Tokamak vs. stellarator
Both stellarators and tokamaks work and both of their concepts have innate advantages and disadvantages with regard to the technical and physical aspects of a fusion device working towards burning plasmas. In fact, tokamaks have their drawbacks too. The current in the plasma may falter unexpectedly, resulting in “disruptions”: sudden losses of plasma confinement that can damage the reactor. Stellarators, however, are immune to this problem: their fields come entirely from external coils, which do not need to be pulsed, and there is no plasma current to suffer disruptions. A tokamak has the advantage of being technically much simpler and more straightforward, while stellarators, as mentioned before, are complex.

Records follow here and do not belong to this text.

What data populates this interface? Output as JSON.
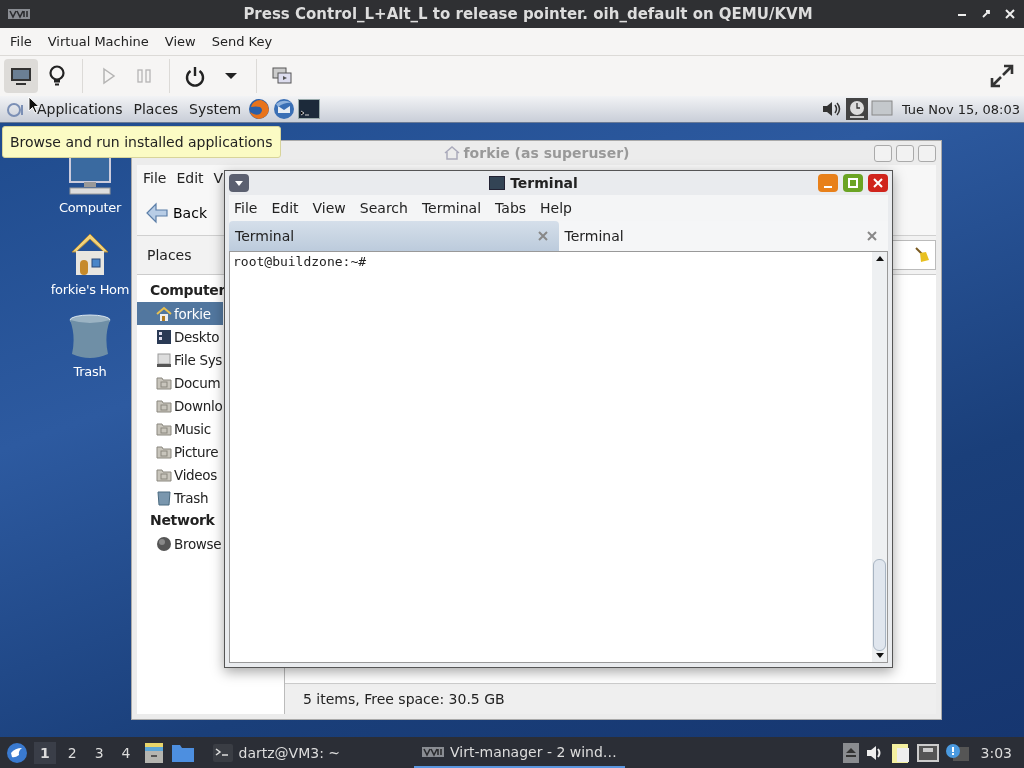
{
  "host_window": {
    "title": "Press Control_L+Alt_L to release pointer. oih_default on QEMU/KVM",
    "menu": [
      "File",
      "Virtual Machine",
      "View",
      "Send Key"
    ],
    "toolbar": [
      {
        "kind": "display",
        "selected": true,
        "disabled": false
      },
      {
        "kind": "details",
        "selected": false,
        "disabled": false
      },
      {
        "kind": "run",
        "selected": false,
        "disabled": true
      },
      {
        "kind": "pause",
        "selected": false,
        "disabled": true
      },
      {
        "kind": "shutdown",
        "selected": false,
        "disabled": false
      },
      {
        "kind": "dropdown",
        "selected": false,
        "disabled": false
      },
      {
        "kind": "snapshots",
        "selected": false,
        "disabled": false
      }
    ]
  },
  "guest_panel": {
    "menu": [
      "Applications",
      "Places",
      "System"
    ],
    "clock": "Tue Nov 15, 08:03"
  },
  "tooltip": "Browse and run installed applications",
  "desktop_icons": [
    {
      "kind": "computer",
      "label": "Computer"
    },
    {
      "kind": "home",
      "label": "forkie's Hom"
    },
    {
      "kind": "trash",
      "label": "Trash"
    }
  ],
  "file_manager": {
    "title": "forkie (as superuser)",
    "menu": [
      "File",
      "Edit",
      "V"
    ],
    "back": "Back",
    "places_label": "Places",
    "sections": [
      {
        "heading": "Computer",
        "items": [
          {
            "kind": "home",
            "label": "forkie",
            "selected": true
          },
          {
            "kind": "desktop",
            "label": "Deskto",
            "selected": false
          },
          {
            "kind": "drive",
            "label": "File Sys",
            "selected": false
          },
          {
            "kind": "folder",
            "label": "Docum",
            "selected": false
          },
          {
            "kind": "folder",
            "label": "Downlo",
            "selected": false
          },
          {
            "kind": "folder",
            "label": "Music",
            "selected": false
          },
          {
            "kind": "folder",
            "label": "Picture",
            "selected": false
          },
          {
            "kind": "folder",
            "label": "Videos",
            "selected": false
          },
          {
            "kind": "trash",
            "label": "Trash",
            "selected": false
          }
        ]
      },
      {
        "heading": "Network",
        "items": [
          {
            "kind": "network",
            "label": "Browse",
            "selected": false
          }
        ]
      }
    ],
    "status": "5 items, Free space: 30.5 GB"
  },
  "terminal": {
    "title": "Terminal",
    "menu": [
      "File",
      "Edit",
      "View",
      "Search",
      "Terminal",
      "Tabs",
      "Help"
    ],
    "tabs": [
      {
        "label": "Terminal",
        "selected": true
      },
      {
        "label": "Terminal",
        "selected": false
      }
    ],
    "lines": [
      "root@buildzone:~#"
    ]
  },
  "taskbar": {
    "workspaces": [
      {
        "label": "1",
        "selected": true
      },
      {
        "label": "2",
        "selected": false
      },
      {
        "label": "3",
        "selected": false
      },
      {
        "label": "4",
        "selected": false
      }
    ],
    "tasks": [
      {
        "kind": "terminal",
        "label": "dartz@VM3: ~",
        "selected": false
      },
      {
        "kind": "vm",
        "label": "Virt-manager - 2 wind…",
        "selected": true
      }
    ],
    "clock": "3:03"
  }
}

Stellarators are steady state as there is no transformer action. They are almost currentless which implies that many of the instabilities occurring in tokamaks cannot occur in stellarators. What troubles fusion researchers are the fast ions in a stellarator’s plasma. The unconfined particles orbit and get lost along the twisted path. As a result, most fusion research since the 1950s has focused on tokamaks. Less effort has been concentrated on stellarator devices, essentially due to the technical complexity in comparison with tokamaks. Now, stellarators have shown significant achievements and researchers want to prove that a stellarator is as good as a tokamak when it comes to realising fusion energy.
In the meantime
Whether a commercial fusion power plant is a stellarator or a tokamak is still up in the air. But, while we wait for this promethean quest to be accomplished, research provides us with many short-term benefits. Fusion exploration is a complex and multidisciplinary field, but it has pushed advances in medical technology, the environment, theoretical physics, astrophysics, material sciences and telecommunication.
It is precisely its complexity that requires everyone to join in on collaborating their efforts.